With New York Knicks opening night only a few days away, Kristaps Porzingis asserting himself early only highlights the list of expectations.
On Thursday night, the New York Knicks will kick off the NBA season by traveling to Oklahoma City to face the Thunder. After an offseason filled with controversy, the Knicks enter 2017-18 ready to rebuild around their young superstar Kristaps Porzingis and newest star prospect in Frank Ntilikina.
As the door shuts on the Phil Jackson/Carmelo Anthony era, basketball fans are hungry for the next chapter and with this squad going right up against Melo to start things, here are four expectations for the Oct. 19 opener against Russell Westbrook and company.
1. Kristaps Porzingis Marking His Territory
Carmelo Anthony is gone and the keys to the kingdom belong to KP.
We are all pretty confident that management made the right call taking Porzingis’ side and axing Phil Jackson, but now is the perfect opportunity to reinforce that idea. The Knicks don’t have a very a high ceiling for 2017-18, but all eyes will be on Porzingis and not only whether he can take the next step to superstar status, but if he can hold up over the course of an 82 game season.
What makes it even more poetic is that he gets the opportunity to do it against the most recent face of the franchise in game one.
In his two career opening night games, Porzingis has a relatively pedestrian stat line: 16 points per game, 1.5 blocks per game and six rebounds per game. We all expect Porzingis to be more dynamic scoring and rebounding the ball this year, so posting a nice 20-10 effort would be the perfect way to get things started.

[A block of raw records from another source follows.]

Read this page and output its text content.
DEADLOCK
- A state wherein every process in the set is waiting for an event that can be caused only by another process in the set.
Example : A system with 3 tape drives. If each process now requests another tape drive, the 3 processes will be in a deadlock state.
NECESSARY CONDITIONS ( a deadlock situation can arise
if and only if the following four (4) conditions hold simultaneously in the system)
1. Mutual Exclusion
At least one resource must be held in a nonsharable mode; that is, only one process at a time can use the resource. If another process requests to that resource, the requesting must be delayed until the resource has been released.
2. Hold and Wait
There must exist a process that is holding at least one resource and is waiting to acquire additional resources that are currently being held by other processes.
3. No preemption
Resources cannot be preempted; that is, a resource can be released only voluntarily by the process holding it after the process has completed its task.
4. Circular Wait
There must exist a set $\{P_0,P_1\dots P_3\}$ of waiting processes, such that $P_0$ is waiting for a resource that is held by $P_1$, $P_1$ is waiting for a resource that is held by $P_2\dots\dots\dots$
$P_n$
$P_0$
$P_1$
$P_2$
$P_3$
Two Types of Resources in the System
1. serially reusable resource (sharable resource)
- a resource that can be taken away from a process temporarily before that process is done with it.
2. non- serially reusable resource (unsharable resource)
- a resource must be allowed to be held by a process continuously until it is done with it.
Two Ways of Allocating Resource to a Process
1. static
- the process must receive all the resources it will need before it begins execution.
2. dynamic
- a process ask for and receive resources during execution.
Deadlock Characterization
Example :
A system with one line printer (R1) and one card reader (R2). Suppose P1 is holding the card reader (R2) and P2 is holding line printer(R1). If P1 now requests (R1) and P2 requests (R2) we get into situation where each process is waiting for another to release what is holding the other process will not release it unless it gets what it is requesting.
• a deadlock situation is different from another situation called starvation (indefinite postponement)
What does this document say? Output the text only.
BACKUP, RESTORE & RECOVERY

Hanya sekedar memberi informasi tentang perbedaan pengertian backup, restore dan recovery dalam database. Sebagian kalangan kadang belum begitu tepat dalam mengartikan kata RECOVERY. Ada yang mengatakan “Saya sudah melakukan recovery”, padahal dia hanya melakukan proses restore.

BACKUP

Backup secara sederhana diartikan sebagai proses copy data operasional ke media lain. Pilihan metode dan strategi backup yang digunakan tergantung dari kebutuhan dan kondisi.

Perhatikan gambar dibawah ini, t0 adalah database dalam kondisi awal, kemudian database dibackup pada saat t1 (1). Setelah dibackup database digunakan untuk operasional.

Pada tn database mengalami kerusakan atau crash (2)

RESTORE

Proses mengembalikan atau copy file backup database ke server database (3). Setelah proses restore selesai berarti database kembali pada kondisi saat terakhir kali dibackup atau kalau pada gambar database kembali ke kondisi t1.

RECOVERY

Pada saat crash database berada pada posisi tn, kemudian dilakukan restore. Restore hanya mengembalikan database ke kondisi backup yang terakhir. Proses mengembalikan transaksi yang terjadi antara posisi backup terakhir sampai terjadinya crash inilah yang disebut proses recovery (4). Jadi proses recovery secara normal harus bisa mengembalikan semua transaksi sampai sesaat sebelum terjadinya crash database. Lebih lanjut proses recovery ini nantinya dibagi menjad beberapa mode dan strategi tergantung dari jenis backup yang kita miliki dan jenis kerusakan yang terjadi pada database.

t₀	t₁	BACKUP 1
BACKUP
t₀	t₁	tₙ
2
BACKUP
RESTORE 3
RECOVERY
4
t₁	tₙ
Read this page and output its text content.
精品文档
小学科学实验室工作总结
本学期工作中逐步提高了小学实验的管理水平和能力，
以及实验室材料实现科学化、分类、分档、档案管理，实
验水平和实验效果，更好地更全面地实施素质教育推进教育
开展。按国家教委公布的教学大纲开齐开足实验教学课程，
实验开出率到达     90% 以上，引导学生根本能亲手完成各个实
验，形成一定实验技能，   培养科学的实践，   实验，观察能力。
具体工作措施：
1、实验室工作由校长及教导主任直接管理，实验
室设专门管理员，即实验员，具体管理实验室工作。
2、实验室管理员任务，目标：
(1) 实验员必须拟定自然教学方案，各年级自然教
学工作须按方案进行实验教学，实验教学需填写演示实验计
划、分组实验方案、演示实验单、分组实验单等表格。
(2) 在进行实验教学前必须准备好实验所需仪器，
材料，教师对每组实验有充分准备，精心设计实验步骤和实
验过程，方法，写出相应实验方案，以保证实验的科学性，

Even more impressive would be if Porzingis and co. could spoil opening night for the new look Thunder — a team expected to be serious contenders in the Western Conference.
2. Frank Ntilikina Actually on the Court
Well, we know that New York’s newest point guard Frank Ntilikina is young, athletic and filled with loads of potential. What we don’t know is whether he is going to be bogged down by injuries for the next six months.
Thanks to a knee issue, Ntilikina missed the entire Summer League and has been limited to one preseason game. As as a result, we haven’t had the opportunity to get an extended look at the former French League star.
The good news is that the eighth overall pick is expected to play come Thursday which is a relief to anyone holding their breath about the long-term health of what could be a future star for this franchise.
With the Knicks emphasizing Ntilikina as one of their franchise building blocks going forward, it is imperative that he is on the court as much as possible, developing into the player we all hope he can be.
3. New Team Same Melo
With Phil Jackson and Carmelo Anthony gone, the Knicks were finally able to rid themselves of the outdated triangle offense and a perennial ball stopper. When the ball fell into Melo’s hands, the team became significantly less interesting as we had to stomach watching him chuck almost 30 shots a game with mixed results.
Phil’s departure has given Jeff Hornacek the flexibility to run the offense the way he sees fit. And with Melo out the door as well, he doesn’t have to worry about appeasing a superstar that just isn’t the right cog for this machine either.
However, what would be upsetting would be to see a rejuvenated Melo come out and shoot the lights out with Oklahoma City. The Knicks handled trading Anthony just about as bad as you can imagine, destroying his value in the process, and taking pennies on the dollar in the deal that shipped him away. If he is able to come out and perform at a high level for Oklahoma City, it will almost certainly breed a rise of second-guessers and many of us may start to ponder if we are actually better off without the ten-time All-Star.
The worst case scenario being if he does the following on opening night, which just so happens to be against the Knicks.
4. Some Sort of Offensive Continuity
Ever since the Knicks acquired Carmelo Anthony (this statement is becoming a recurring theme), it has been almost painful to watch them on the offensive end. Carmelo Anthony’s insane usage rates killed any sort of offensive continuity this team ever head and almost always resulted in inefficiency and ultimately gut-wrenching losses.
Porzingis is now the center of this club, but is not even remotely as ball-dominant as Anthony was. With a roster comprised of young players who all have unique skills to bring the table, it would be extremely rewarding and entertaining to see a return to a free-flowing, fast-paced, unselfish offense featuring open shots, off-the-ball movement, and extra passes.
A lack of a superstar-driven lineup may not make for the most competitive team in the league, but it could certainly give a bunch of young guys the opportunity to have fun and share the ball.